Além disso, o MAB também realizou um trabalho junto a comunidades atingidas pelo complexo hidrelétrico planejado para o rio Tapajós, no Pará. Apenas a Usina Hidrelétrica São Luiz do Tapajós terá uma capacidade de 8.040 MW de eletricidade, com energia firme estimada em 4.000 MW. As cerca de 40 hidrelétricas projetadas para a região podem inundar parte do território indígena do povo Munduruku e causar seu deslocamento, o que é proibido por lei.

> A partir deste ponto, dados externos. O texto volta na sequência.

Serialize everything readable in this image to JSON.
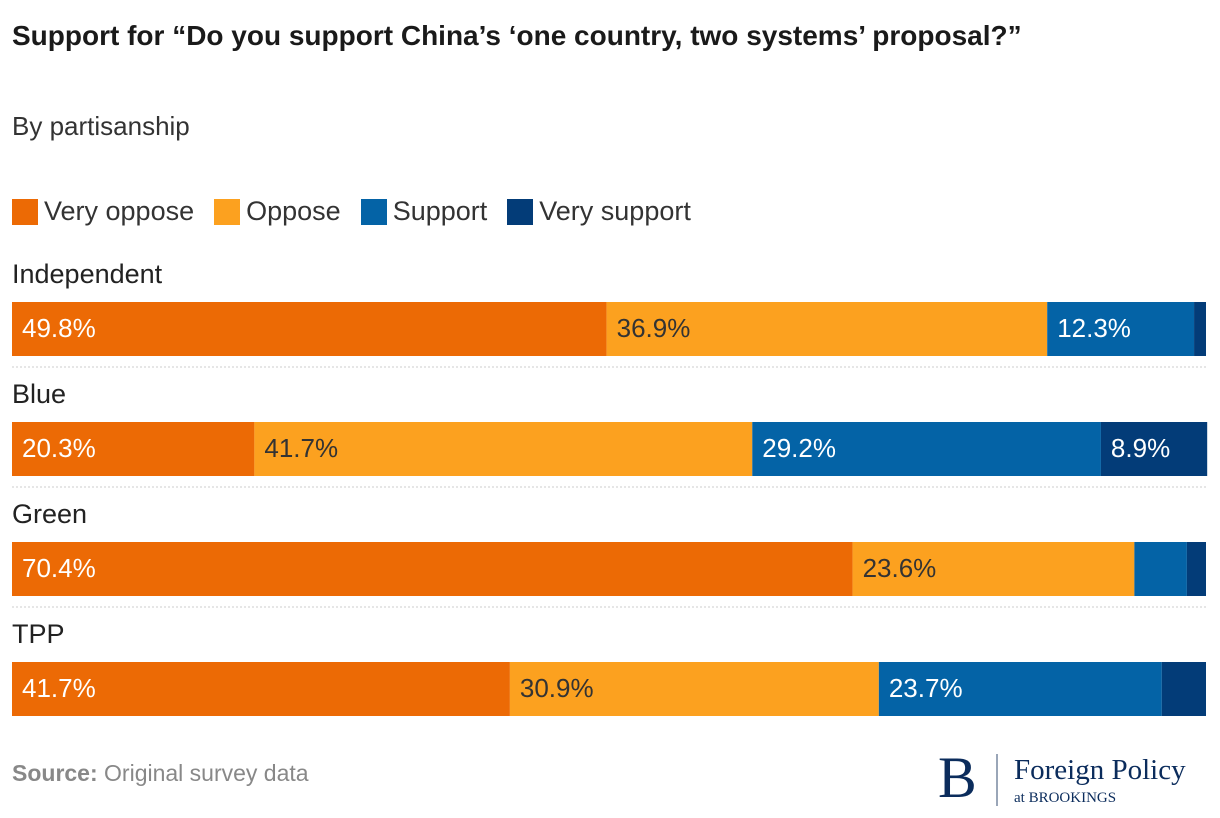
{
  "chart_data": {
    "type": "bar",
    "orientation": "horizontal",
    "stacked": true,
    "title": "Support for “Do you support China’s ‘one country, two systems’ proposal?”",
    "subtitle": "By partisanship",
    "categories": [
      "Independent",
      "Blue",
      "Green",
      "TPP"
    ],
    "xlim": [
      0,
      100
    ],
    "series": [
      {
        "name": "Very oppose",
        "color": "#ec6a05",
        "values": [
          49.8,
          20.3,
          70.4,
          41.7
        ],
        "value_labels": [
          "49.8%",
          "20.3%",
          "70.4%",
          "41.7%"
        ]
      },
      {
        "name": "Oppose",
        "color": "#fca11f",
        "values": [
          36.9,
          41.7,
          23.6,
          30.9
        ],
        "value_labels": [
          "36.9%",
          "41.7%",
          "23.6%",
          "30.9%"
        ]
      },
      {
        "name": "Support",
        "color": "#0463a6",
        "values": [
          12.3,
          29.2,
          4.4,
          23.7
        ],
        "value_labels": [
          "12.3%",
          "29.2%",
          null,
          "23.7%"
        ]
      },
      {
        "name": "Very support",
        "color": "#033c78",
        "values": [
          1.0,
          8.9,
          1.6,
          3.7
        ],
        "value_labels": [
          null,
          "8.9%",
          null,
          null
        ]
      }
    ]
  },
  "footer": {
    "source_label": "Source:",
    "source": "Original survey data",
    "logo_mark": "B",
    "logo_name": "Foreign Policy",
    "logo_sub": "at BROOKINGS"
  }
}
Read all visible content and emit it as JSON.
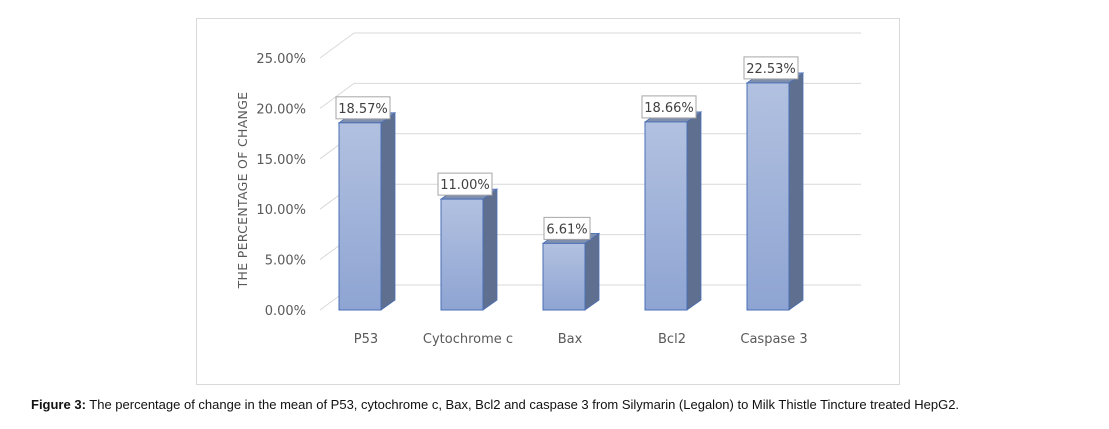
{
  "chart_data": {
    "type": "bar",
    "categories": [
      "P53",
      "Cytochrome c",
      "Bax",
      "Bcl2",
      "Caspase 3"
    ],
    "values": [
      18.57,
      11.0,
      6.61,
      18.66,
      22.53
    ],
    "data_labels": [
      "18.57%",
      "11.00%",
      "6.61%",
      "18.66%",
      "22.53%"
    ],
    "ylabel": "THE PERCENTAGE OF CHANGE",
    "xlabel": "",
    "ylim": [
      0,
      25
    ],
    "yticks": [
      0,
      5,
      10,
      15,
      20,
      25
    ],
    "ytick_labels": [
      "0.00%",
      "5.00%",
      "10.00%",
      "15.00%",
      "20.00%",
      "25.00%"
    ],
    "grid": true,
    "style": "3d-column",
    "colors": {
      "bar_top": "#b2c1e0",
      "bar_bottom": "#8ea4d2",
      "bar_side": "#5e6f8f",
      "bar_cap": "#7f8fae",
      "bar_edge": "#4a6fb5",
      "grid": "#d9d9d9",
      "label_box_border": "#a6a6a6"
    }
  },
  "caption": {
    "lead": "Figure 3:",
    "text": " The percentage of change in the mean of P53, cytochrome c, Bax, Bcl2 and caspase 3 from Silymarin (Legalon) to Milk Thistle Tincture treated HepG2."
  }
}
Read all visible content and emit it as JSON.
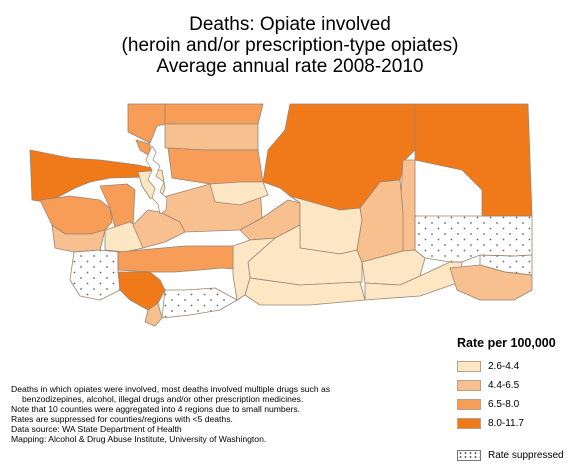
{
  "title": {
    "line1": "Deaths: Opiate involved",
    "line2": "(heroin and/or prescription-type opiates)",
    "line3": "Average annual rate 2008-2010"
  },
  "legend": {
    "title": "Rate per 100,000",
    "items": [
      {
        "label": "2.6-4.4",
        "color": "#fde6c4"
      },
      {
        "label": "4.4-6.5",
        "color": "#f9c08f"
      },
      {
        "label": "6.5-8.0",
        "color": "#f79d58"
      },
      {
        "label": "8.0-11.7",
        "color": "#f07a1a"
      }
    ],
    "suppressed_label": "Rate suppressed"
  },
  "notes": [
    "Deaths in which opiates were involved, most deaths involved multiple drugs such as",
    "benzodizepines, alcohol, illegal drugs and/or other prescription medicines.",
    "Note that 10 counties were aggregated into 4 regions due to small numbers.",
    "Rates are suppressed for counties/regions with <5 deaths.",
    "Data source: WA State Department of Health",
    "Mapping: Alcohol & Drug Abuse Institute, University of Washington."
  ],
  "colors": {
    "c1": "#fde6c4",
    "c2": "#f9c08f",
    "c3": "#f79d58",
    "c4": "#f07a1a",
    "suppressed": "#ffffff",
    "border": "#9a8472"
  }
}
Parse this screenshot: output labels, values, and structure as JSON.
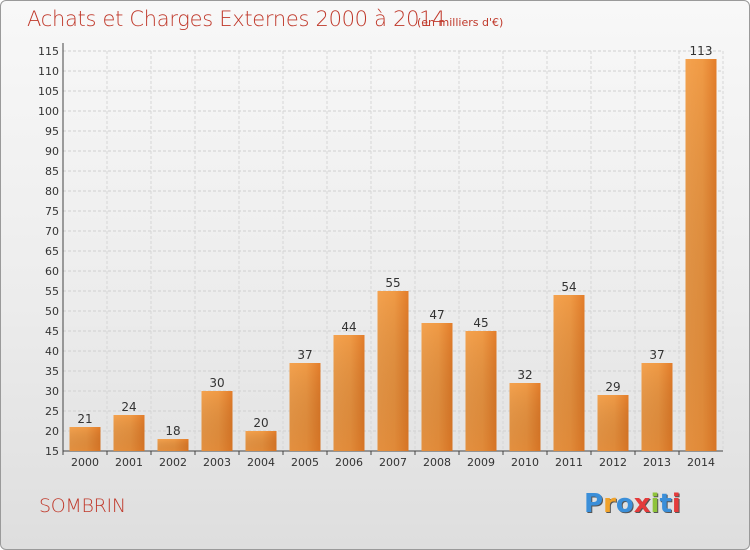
{
  "chart_data": {
    "type": "bar",
    "title": "Achats et Charges Externes 2000 à 2014",
    "subtitle": "(en milliers d'€)",
    "categories": [
      "2000",
      "2001",
      "2002",
      "2003",
      "2004",
      "2005",
      "2006",
      "2007",
      "2008",
      "2009",
      "2010",
      "2011",
      "2012",
      "2013",
      "2014"
    ],
    "values": [
      21,
      24,
      18,
      30,
      20,
      37,
      44,
      55,
      47,
      45,
      32,
      54,
      29,
      37,
      113
    ],
    "ylim": [
      15,
      115
    ],
    "yticks": [
      15,
      20,
      25,
      30,
      35,
      40,
      45,
      50,
      55,
      60,
      65,
      70,
      75,
      80,
      85,
      90,
      95,
      100,
      105,
      110,
      115
    ],
    "grid": true,
    "bar_color": "#e98b3a"
  },
  "footer": {
    "commune": "SOMBRIN",
    "logo_letters": [
      "P",
      "r",
      "o",
      "x",
      "i",
      "t",
      "i"
    ],
    "logo_colors": [
      "#3b8fd9",
      "#f0a22a",
      "#3b8fd9",
      "#e43b3b",
      "#8fc33b",
      "#3b8fd9",
      "#e43b3b"
    ]
  }
}
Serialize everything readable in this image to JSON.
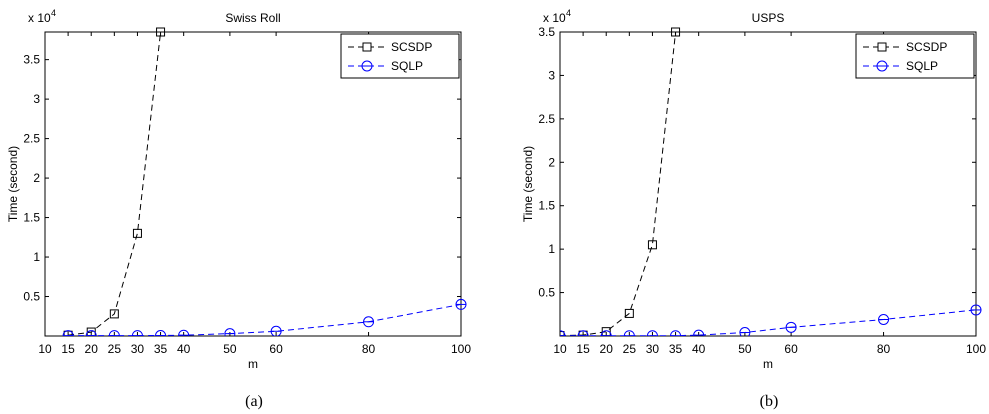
{
  "chart_data": [
    {
      "type": "line",
      "title": "Swiss Roll",
      "xlabel": "m",
      "ylabel": "Time (second)",
      "y_multiplier_label": "x 10",
      "y_multiplier_exp": "4",
      "caption": "(a)",
      "xlim": [
        10,
        100
      ],
      "ylim": [
        0,
        3.85
      ],
      "xticks": [
        10,
        15,
        20,
        25,
        30,
        35,
        40,
        50,
        60,
        80,
        100
      ],
      "yticks": [
        0.5,
        1,
        1.5,
        2,
        2.5,
        3,
        3.5
      ],
      "ytick_labels": [
        "0.5",
        "1",
        "1.5",
        "2",
        "2.5",
        "3",
        "3.5"
      ],
      "legend_position": "top-right",
      "grid": false,
      "series": [
        {
          "name": "SCSDP",
          "color": "#000000",
          "marker": "square",
          "x": [
            15,
            20,
            25,
            30,
            35
          ],
          "y": [
            0.01,
            0.05,
            0.28,
            1.3,
            3.85
          ]
        },
        {
          "name": "SQLP",
          "color": "#0000ff",
          "marker": "circle",
          "x": [
            15,
            20,
            25,
            30,
            35,
            40,
            50,
            60,
            80,
            100
          ],
          "y": [
            0.005,
            0.005,
            0.005,
            0.005,
            0.006,
            0.01,
            0.03,
            0.06,
            0.18,
            0.4
          ]
        }
      ]
    },
    {
      "type": "line",
      "title": "USPS",
      "xlabel": "m",
      "ylabel": "Time (second)",
      "y_multiplier_label": "x 10",
      "y_multiplier_exp": "4",
      "caption": "(b)",
      "xlim": [
        10,
        100
      ],
      "ylim": [
        0,
        3.5
      ],
      "xticks": [
        10,
        15,
        20,
        25,
        30,
        35,
        40,
        50,
        60,
        80,
        100
      ],
      "yticks": [
        0.5,
        1,
        1.5,
        2,
        2.5,
        3,
        3.5
      ],
      "ytick_labels": [
        "0.5",
        "1",
        "1.5",
        "2",
        "2.5",
        "3",
        "3.5"
      ],
      "legend_position": "top-right",
      "grid": false,
      "series": [
        {
          "name": "SCSDP",
          "color": "#000000",
          "marker": "square",
          "x": [
            10,
            15,
            20,
            25,
            30,
            35
          ],
          "y": [
            0.005,
            0.01,
            0.05,
            0.26,
            1.05,
            3.5
          ]
        },
        {
          "name": "SQLP",
          "color": "#0000ff",
          "marker": "circle",
          "x": [
            10,
            15,
            20,
            25,
            30,
            35,
            40,
            50,
            60,
            80,
            100
          ],
          "y": [
            0.003,
            0.003,
            0.003,
            0.003,
            0.003,
            0.003,
            0.01,
            0.04,
            0.1,
            0.19,
            0.3
          ]
        }
      ]
    }
  ]
}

Em parceria com a Christian Aid e com o apoio da União Europeia, o MAB está realizando um trabalho com as mulheres ameaçadas por estes projetos para que influenciem suas comunidades e os poderes locais para impedir a construção dessas barragens e para garantir seus direitos. Uma conquista deste trabalho foi a suspensão da licença do projeto da UHE São Luiz do Tapajós, em 2016, apesar da decisão não garantir o cancelamento definitivo do projeto.
De acordo com o MAB, a parceria com a Christian Aid tem sido fundamental para o fortalecimento do movimento junto à população atingida por barragens no Brasil.